Interspeech'2005 - Eurospeech
Speech acoustics varies from speaker to speaker, microphone to microphone, room to room, line to line, etc. Physically speaking, every speech sample is distorted. Socially speaking, however, speech is the easiest communication media for humans. In order to cope with the inevitable distortions, speech engineers have built HMMs with speech data of hundreds or thousands of speakers and the models are called speaker-independent models. But they often need to be adapted to the input speaker or environment and this fact claims that the speaker-independent models are not really speaker-independent. Recently, a novel acoustic representation of speech was proposed, where dimensions of the above distortions can hardly be seen.

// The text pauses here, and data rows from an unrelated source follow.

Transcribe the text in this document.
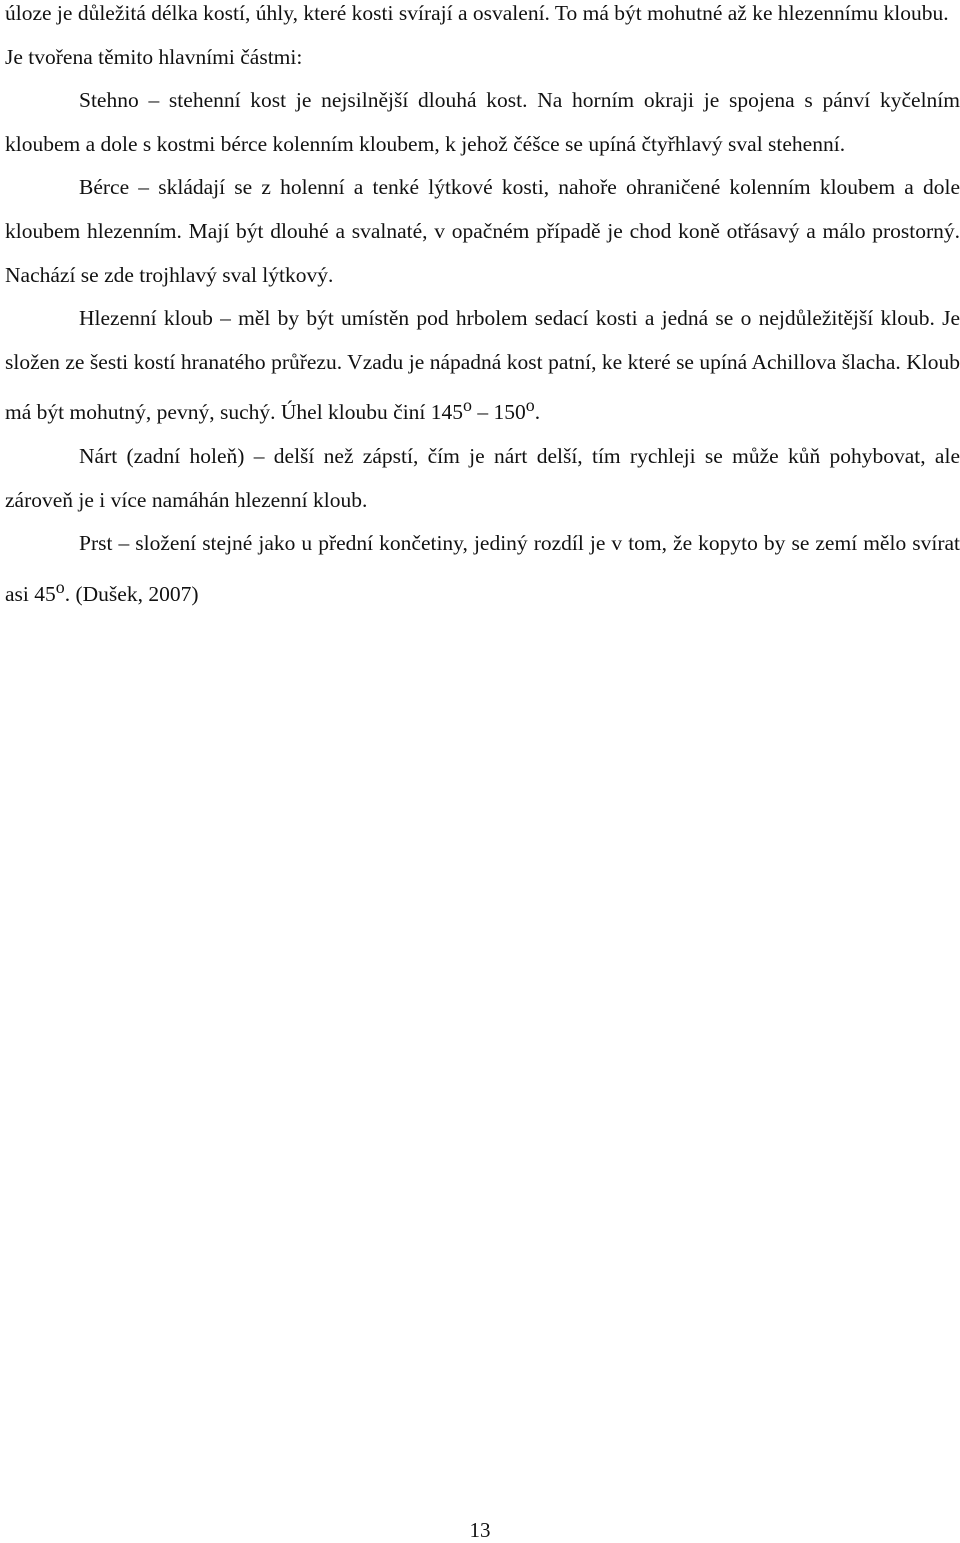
úloze je důležitá délka kostí, úhly, které kosti svírají a osvalení. To má být mohutné až ke hlezennímu kloubu.

Je tvořena těmito hlavními částmi:

Stehno – stehenní kost je nejsilnější dlouhá kost. Na horním okraji je spojena s pánví kyčelním kloubem a dole s kostmi bérce kolenním kloubem, k jehož čéšce se upíná čtyřhlavý sval stehenní.

Bérce – skládají se z holenní a tenké lýtkové kosti, nahoře ohraničené kolenním kloubem a dole kloubem hlezenním. Mají být dlouhé a svalnaté, v opačném případě je chod koně otřásavý a málo prostorný. Nachází se zde trojhlavý sval lýtkový.

Hlezenní kloub – měl by být umístěn pod hrbolem sedací kosti a jedná se o nejdůležitější kloub. Je složen ze šesti kostí hranatého průřezu. Vzadu je nápadná kost patní, ke které se upíná Achillova šlacha. Kloub má být mohutný, pevný, suchý. Úhel kloubu činí 145$^o$ – 150$^o$.

Nárt (zadní holeň) – delší než zápstí, čím je nárt delší, tím rychleji se může kůň pohybovat, ale zároveň je i více namáhán hlezenní kloub.

Prst – složení stejné jako u přední končetiny, jediný rozdíl je v tom, že kopyto by se zemí mělo svírat asi 45$^o$. (Dušek, 2007)

13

It discards every acoustic substance of speech and captures only their interrelations to represent speech acoustics structurally. The new representation can be interpreted linguistically as physical implementation of structural phonology and also psychologically as speech Gestalt. In this paper, the first recognition experiment was carried out to investigate the performance of the new representation. The results showed that the new models trained from a single speaker with no normalization can outperform the conventional models trained from 4,130 speakers with CMN.
Bibliographic reference. Murakami, Takao / Maruyama, Kazutaka / Minematsu, Nobuaki / Hirose, Keikichi (2005): "Japanese vowel recognition based on structural representation of speech", In INTERSPEECH-2005, 1261-1264.